Un italien commandant une armée en train de se battre contre les troupes fascistes.
Ce type-là ne devait pas rester en vie, il était à lui seul le symbole de l'infamie.
Giuseppe était un des rares êtres humains alentour à être totalement calme, mais ce calme n'était qu'apparent car en lui montait la colère. Il refusa de battre en retraite et fit monter son groupe au combat. Un groupe contre une armée. Ce n'était pas un geste désespéré, c'était l'expression de la colère du sergent Dallaconta. Pour la première fois de sa vie, le sergent Dallaconta, allait désobéir aux ordres, il allait cueillir ce rouge où qu'il se trouve, après tout ils étaient venus pour ça, se battre.

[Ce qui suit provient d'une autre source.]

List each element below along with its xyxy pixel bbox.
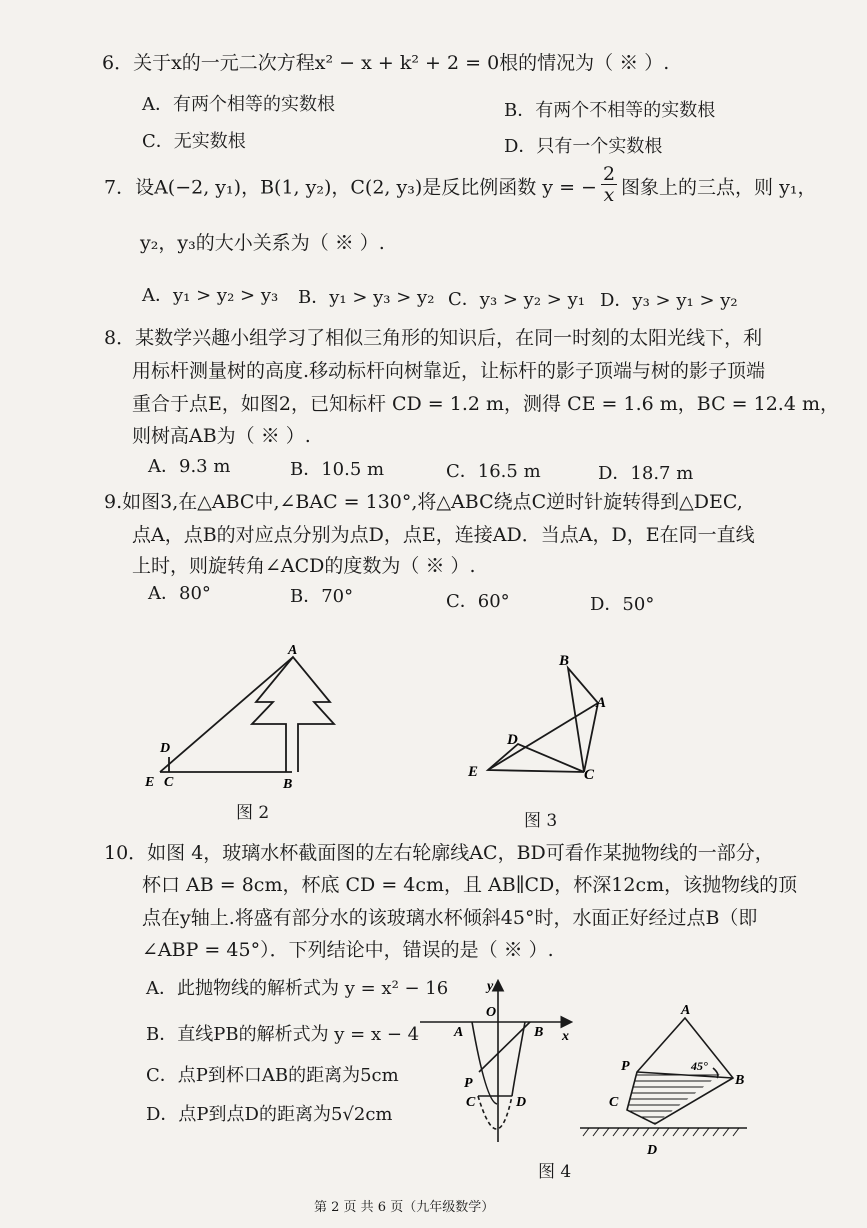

Son groupe, comme lui pétri d'une geste héroïque de pacotille accepta de le suivre.
L'affaire ne dura que quelques secondes.
Ils furent fauchés, hachés, émiettés par des tirs de mitrailleuse.
Autour de Giuseppe, l'odeur fade du sang se mêla à celle de la boue.
On ne se donna pas la peine, en face, de venir vérifier s'ils étaient morts, le froid, la faim et les bêtes finiraient le travail s'il y en avait à finir.
Giuseppe souffrait. Il avait été touché aux deux jambes, ne pouvait plus que ramper.
Il se mit donc à ramper pour essayer de retrouver ses camarades – s'évanouit après quelques minutes d'effort.
Il fut rapatrié en Italie dans un carcan de plâtre, seul de son groupe encore en vie, sans qu'il sache vraiment à quoi ni à qui il devait cette chance.
Le voyage en bateau l'incita à la réflexion – mais comme on le sait un idiot qui réfléchit peut être plus dangereux qu'un savant avec une arme.
La réflexion conduisit Giuseppe à la conclusion que cette aventure était un signe du destin. S'il se trouvait seul en vie, si les autres étaient morts c'est bien sûr parce que les autres y croyaient moins que lui.
Il n'avait pas fini de montrer au monde ce dont il était capable.